Giotto and Jennings: Through the Flesh the Best Compassion Runs.

Two frescos by Giotto, the artist whose genius and contemplation of the Christ story opened up new ways of artistic expression, pushed the boundaries of aesthetics and religious sensibility, and pushed out new trajectories in exegetical imagination.

Again Elizabeth Jennings gives every impression of having gazed and wondered at the human experiences depicted in these paintings. And from them she has articulated the inner life and emotion of those caught up in the drama of redemption. She was a devout Catholic, and her poetry has a remarkable quality of sophisticated simplicity about the the things of faith. And she manages this while also articulating that creative frustration of the poet who is trying to expound mystery, and finds herself ultimately rendered inarticulate by that which is incomprehensible yet has to be contemplated.

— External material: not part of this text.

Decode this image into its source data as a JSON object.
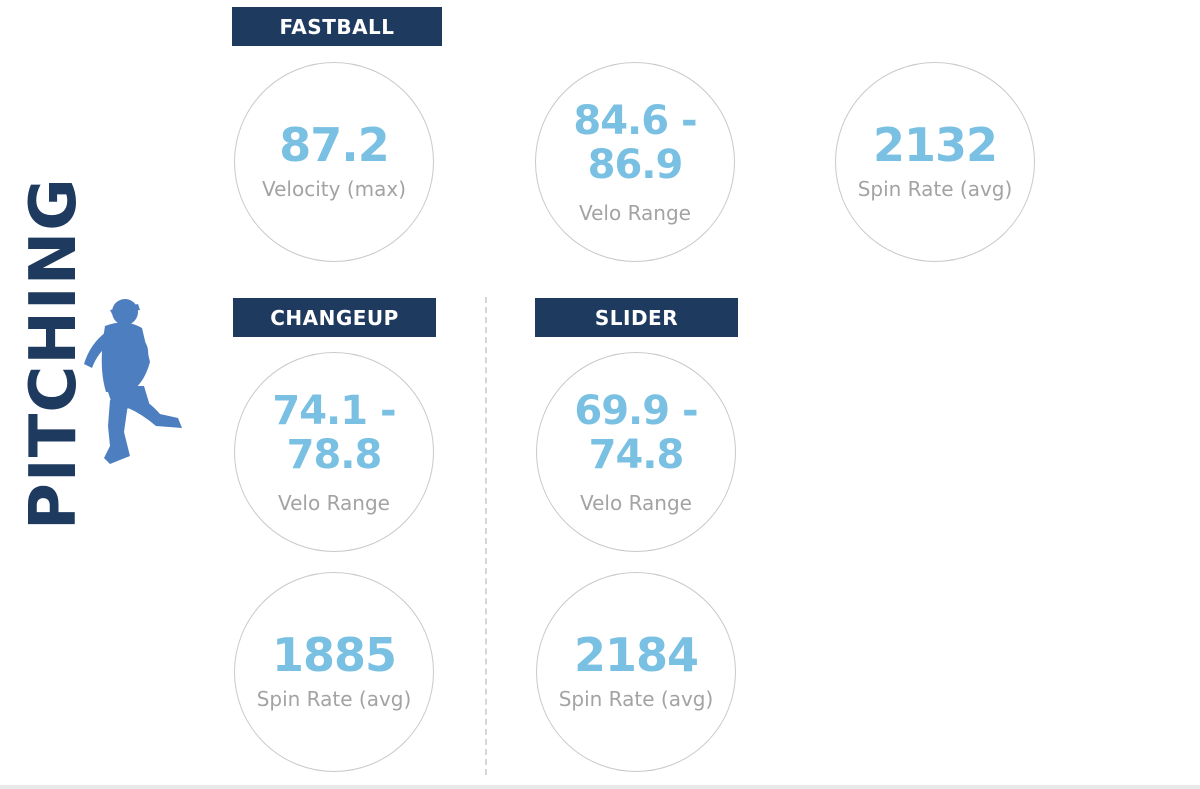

In that sense Giotto and Jennings, (there names have a fitting alliterative sound!) are artists of mystery, prophets in search of a medium adequate to their message, which is what makes their work so attractive to those who also contemplate the incomprehensible with eyes that wonder, hearts that gasp and a mind made humble by immensity.  

In Praise of Giotto

Giotto, lover of tenderness, you were

The first great painter who showed man as man

Not icon or pure spirit but entire

For through the flesh the best compassion ran.

 

You taught this, when you painted Joachim

And Anna, Mary's parents, standing with

Their faces close and intimate. In him

Was gratitude, in her, surrender. Death

 

You also knew was glad surrendering

Without a dread. So God himself was laid

Gently in his tomb, all suffering

 

Wiped from his face. You understood men prayed

And found right peace when they could speak and sing

As Francis did for whom the birds delayed.